Based on that slim factoid, Zachary Cotler and Magdalena Zyzak concocted this parable. They’d previously co-helmed The Wall of Mexico (2019) about rich Mexican-Americans who build a wall to keep out poor white thieves, along with Maya Dardel”= (2017), featuring Lena Olin as a poet who announces on a radio show that she plans to commit suicide.
This story begins with: “What follows is a work of fiction. So is the United States political situation.” If the filmmakers were trying to make a socio/political point, it’s too elusive to decipher.
Instead, they weave a pointless narrative about an idealistic young woman with long, blonde hair whose name is Hillary (Addison Timlin). Early on, she announces, “I’m going to be a politician. I’m on a predetermined path.”
Knowing no one, Hillary befriends two Japanese men who watch her walk home from the cannery each day. Mitsuru (Toshiji Takeshima) is a drunk but Ryohei (T.J. Kayama) pursues the relationship. Perhaps teasing, he says he’s from Nagasaki – to which she seriously replies, “I guess I’ll have to be involved in something like that (one day).”
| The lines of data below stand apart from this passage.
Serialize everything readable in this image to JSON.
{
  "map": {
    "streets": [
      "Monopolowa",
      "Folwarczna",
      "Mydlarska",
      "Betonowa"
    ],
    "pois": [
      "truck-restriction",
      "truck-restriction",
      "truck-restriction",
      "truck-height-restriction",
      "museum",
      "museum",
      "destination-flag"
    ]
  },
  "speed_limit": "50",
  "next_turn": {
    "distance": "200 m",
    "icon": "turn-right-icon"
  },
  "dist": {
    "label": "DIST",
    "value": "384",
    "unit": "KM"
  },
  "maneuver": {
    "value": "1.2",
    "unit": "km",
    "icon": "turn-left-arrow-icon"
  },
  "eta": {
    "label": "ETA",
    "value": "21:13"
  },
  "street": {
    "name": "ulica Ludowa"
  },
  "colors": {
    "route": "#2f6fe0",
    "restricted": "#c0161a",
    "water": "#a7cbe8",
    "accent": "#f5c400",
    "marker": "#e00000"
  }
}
Soulful Ryohei is smitten but self-absorbed Hillary prefers to engage in meandering conversations about human nature and her future, murmuring, “You can’t get rid of ignorance. It always seems to triumph…somehow, I feel doomed.”
The title emanates for Hillary’s self-description as “a moth that has to be in a cocoon first” before pursuing what she perceives as her destiny.
While Lyn Moncrief’s cinematography captures Alaska’s snow-capped mountains and spectacular scenery, the concept’s self-conscious pretentiousness is as off-putting as it is tedious.
On the Granger Gauge of 1 to 10, When I’m a Moth is an oddly frustrating 3, streaming on most digital platforms.